Terry placed her free hand over her mouth. "Yeah! Magic is complicated!"
"Yeah," I agreed. This was an order of magnitude worse than the cantrips I'd seen.
"And this is one of my level fours," Terry said. "Jiwa's Magical Buzz Kill."
It was a rod.
I almost asked Terry if it was a joke, then she moved her hand, and the rod broke apart. So, it wasn't a rod. The spell structure was just wrapped up in the same magical energy that I used to construct the carving for my cantrips.
Within was an intricate web of wires. It was spaghetti, and yet I felt like it was also somehow very, very purposeful spaghetti.
"How do you even start with that?" I asked.

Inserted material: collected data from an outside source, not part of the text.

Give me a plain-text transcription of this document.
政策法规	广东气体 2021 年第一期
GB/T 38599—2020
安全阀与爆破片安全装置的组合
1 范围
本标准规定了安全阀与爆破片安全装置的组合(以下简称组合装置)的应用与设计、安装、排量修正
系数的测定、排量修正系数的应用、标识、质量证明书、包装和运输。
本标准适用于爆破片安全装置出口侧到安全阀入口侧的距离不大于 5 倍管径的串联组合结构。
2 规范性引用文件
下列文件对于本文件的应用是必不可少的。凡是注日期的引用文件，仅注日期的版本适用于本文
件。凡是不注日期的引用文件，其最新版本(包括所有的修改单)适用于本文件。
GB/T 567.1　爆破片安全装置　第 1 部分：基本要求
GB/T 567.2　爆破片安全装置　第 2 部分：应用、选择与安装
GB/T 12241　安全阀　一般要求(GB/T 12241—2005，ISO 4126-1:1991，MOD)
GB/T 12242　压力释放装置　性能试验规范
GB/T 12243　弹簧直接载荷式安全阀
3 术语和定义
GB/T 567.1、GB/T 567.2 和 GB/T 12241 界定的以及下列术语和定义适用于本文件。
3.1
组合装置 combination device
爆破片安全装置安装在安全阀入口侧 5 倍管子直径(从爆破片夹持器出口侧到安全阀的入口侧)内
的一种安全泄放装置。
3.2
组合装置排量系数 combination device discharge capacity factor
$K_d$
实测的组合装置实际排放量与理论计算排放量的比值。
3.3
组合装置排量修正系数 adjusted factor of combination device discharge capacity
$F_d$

"Iunno," Terry said. "I tried spell crafting a few years ago, but gave up after a few weeks. A C-rank spell like this can take months to carve, and that's if you're real good at it. You need to do it special since it's so easy to mess up, so it needs to be done in parts and then kind of assembled? That means carving other spells that let you move the bits of spell around your core so that they line up later. It can take years to make from scratch."
"And here I was hoping to be good at magic."
Terry shrugged. "It gets easier. I can help!"
"Thanks," I replied. That help suddenly felt a lot more valuable now that I knew how much work was ahead of me.
The rest of the day passed surprisingly quick for a day spent at work. Sometimes I was tempted to ditch the job, but there were advantages.
Terry helped me improve my Soothe Minor Pain a little, and then insisted that I talk to Dharti about picking a level one spell to begin with, since she was the expert.
I told her that I'd do just that... some other day.
After work, I had to deal with Jane, and that was either going to be great or a pain in the ass.